What Pinet is trying on now is creating an online Une Brune Une Blonde fashion movement.
“I think that people are starting to know the Une Brune Une Blonde product based on my personality: what I like, who I am, what’s on my social network sites. I’m really working on creating something that isn’t seen anywhere else. I don’t copy people. I do my own thing. I let people copy me. As soon as people copy me, I do something else.
A Jill-of-all-trades, Pinet designs and produces the entire collection as well as managing the Charleroi workshop, sales and the online store.

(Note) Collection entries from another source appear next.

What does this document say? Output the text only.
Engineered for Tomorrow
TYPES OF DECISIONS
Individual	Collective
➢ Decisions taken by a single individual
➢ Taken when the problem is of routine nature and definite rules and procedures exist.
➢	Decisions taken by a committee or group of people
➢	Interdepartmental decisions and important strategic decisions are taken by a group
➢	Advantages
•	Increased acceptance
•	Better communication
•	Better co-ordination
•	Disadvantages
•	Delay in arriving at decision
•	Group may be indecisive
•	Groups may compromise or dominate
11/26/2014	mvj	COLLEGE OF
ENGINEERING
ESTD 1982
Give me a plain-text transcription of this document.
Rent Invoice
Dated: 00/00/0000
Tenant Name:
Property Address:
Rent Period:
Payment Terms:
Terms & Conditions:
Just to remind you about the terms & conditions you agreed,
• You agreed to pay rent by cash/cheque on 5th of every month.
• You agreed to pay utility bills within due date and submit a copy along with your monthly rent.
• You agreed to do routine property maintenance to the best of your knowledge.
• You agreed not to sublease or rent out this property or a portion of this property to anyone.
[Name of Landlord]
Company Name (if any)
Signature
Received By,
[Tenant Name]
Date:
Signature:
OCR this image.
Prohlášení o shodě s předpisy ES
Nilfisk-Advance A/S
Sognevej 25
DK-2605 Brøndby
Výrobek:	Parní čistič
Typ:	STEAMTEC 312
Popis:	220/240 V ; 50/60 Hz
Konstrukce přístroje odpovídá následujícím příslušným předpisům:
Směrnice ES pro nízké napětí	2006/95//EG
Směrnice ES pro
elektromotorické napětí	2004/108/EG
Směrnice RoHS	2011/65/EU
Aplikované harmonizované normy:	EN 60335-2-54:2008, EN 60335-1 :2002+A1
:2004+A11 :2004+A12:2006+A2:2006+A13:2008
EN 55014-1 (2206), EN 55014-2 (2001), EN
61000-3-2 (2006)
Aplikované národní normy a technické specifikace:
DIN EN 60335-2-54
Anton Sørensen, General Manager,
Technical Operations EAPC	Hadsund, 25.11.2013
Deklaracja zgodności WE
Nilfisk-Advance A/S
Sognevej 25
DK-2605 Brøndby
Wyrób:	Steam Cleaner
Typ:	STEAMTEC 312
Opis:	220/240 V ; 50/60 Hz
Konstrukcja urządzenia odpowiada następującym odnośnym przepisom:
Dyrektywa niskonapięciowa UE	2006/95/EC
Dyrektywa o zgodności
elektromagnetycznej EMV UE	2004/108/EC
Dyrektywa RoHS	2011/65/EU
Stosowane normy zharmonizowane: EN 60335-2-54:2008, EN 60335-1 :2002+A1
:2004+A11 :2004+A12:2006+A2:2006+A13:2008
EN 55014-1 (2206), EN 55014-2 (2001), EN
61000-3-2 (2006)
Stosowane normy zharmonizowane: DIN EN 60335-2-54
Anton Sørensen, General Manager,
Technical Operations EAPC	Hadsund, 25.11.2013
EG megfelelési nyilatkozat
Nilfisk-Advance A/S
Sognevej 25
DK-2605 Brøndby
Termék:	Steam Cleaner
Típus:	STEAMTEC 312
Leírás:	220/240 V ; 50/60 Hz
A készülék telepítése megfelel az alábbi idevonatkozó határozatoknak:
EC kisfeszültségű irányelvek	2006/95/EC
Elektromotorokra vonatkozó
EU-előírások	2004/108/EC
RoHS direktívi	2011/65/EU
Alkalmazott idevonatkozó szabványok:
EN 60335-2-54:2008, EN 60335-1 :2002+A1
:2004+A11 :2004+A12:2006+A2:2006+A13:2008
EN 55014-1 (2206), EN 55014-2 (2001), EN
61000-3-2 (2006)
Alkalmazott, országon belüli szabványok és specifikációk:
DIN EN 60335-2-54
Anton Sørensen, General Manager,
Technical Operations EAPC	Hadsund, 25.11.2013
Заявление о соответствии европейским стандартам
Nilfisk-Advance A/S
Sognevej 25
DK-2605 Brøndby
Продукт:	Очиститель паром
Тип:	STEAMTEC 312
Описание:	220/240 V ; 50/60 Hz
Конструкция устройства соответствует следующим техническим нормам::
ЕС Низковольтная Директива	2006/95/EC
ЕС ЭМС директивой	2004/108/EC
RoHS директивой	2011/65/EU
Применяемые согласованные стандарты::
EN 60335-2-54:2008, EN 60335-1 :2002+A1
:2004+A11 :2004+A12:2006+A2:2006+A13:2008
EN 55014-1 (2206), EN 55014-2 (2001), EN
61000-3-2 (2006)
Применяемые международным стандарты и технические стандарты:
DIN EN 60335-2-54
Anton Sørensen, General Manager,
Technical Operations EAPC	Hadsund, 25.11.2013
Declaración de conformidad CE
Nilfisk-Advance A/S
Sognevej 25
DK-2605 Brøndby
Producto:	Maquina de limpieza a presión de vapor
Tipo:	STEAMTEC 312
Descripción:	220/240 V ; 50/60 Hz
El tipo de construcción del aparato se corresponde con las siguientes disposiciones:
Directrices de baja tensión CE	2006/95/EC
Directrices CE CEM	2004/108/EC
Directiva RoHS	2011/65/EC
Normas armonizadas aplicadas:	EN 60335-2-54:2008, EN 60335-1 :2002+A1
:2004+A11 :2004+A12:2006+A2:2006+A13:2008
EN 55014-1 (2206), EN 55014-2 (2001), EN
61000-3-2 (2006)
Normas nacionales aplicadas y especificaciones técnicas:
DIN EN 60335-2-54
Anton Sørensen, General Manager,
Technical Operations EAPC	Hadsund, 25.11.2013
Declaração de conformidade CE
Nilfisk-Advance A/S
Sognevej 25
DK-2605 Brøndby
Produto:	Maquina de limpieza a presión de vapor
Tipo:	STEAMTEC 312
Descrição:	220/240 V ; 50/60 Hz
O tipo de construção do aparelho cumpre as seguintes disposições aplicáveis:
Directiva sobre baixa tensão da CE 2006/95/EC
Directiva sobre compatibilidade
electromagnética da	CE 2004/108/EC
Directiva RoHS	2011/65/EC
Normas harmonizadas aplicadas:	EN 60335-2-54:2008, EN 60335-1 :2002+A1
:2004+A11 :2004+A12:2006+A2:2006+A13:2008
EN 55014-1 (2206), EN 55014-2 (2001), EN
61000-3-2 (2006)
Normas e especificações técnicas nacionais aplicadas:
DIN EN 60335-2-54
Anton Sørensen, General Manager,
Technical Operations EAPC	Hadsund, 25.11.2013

“I do everything myself. I play the role of the brunette and the blond at the same time,” she says, laughing. “As soon as I have an idea or a product, I put it to the side. I draw it, ask the workshop to make it for me, and when I feel it is time to present it, it goes on the market.”
When she’s not designing and managing the business, Pinet holds events for retailers at her showroom – opened only a year ago – or takes her (pirate’s) booty around the country to present her wares at industry expositions. Une Brune Une Blonde is exclusively business-to-business.
“I present the whole collection to professionals, people who come to see it and make orders for their own stores.”
But as Pinet’s signature style begins to turn more heads, individual consumers are now tracking the latest Une Brune Une Blonde collection through the website and then going on a treasure hunt to a boutique that carries the label.
“I’m starting to open the business to individuals so that they can see Une Brune, Une Blonde, check out everything I do, know what’s available and then go and buy it at the shops where it is being sold.”
As for Pinet’s politics, it is important that Une Brune Une Blonde remain authentically Belgian.
“I think it’s important to push Belgian fashion, to put our country front and centre and promote what we can do here. Belgian designers have a lot of potential and the fact that we can create a Made in Belgium market when you hear about all the people who go to China to bring things back to sell here, or go to Paris to source their material, I find it sad.”
That would be the fiery redhead in her talking.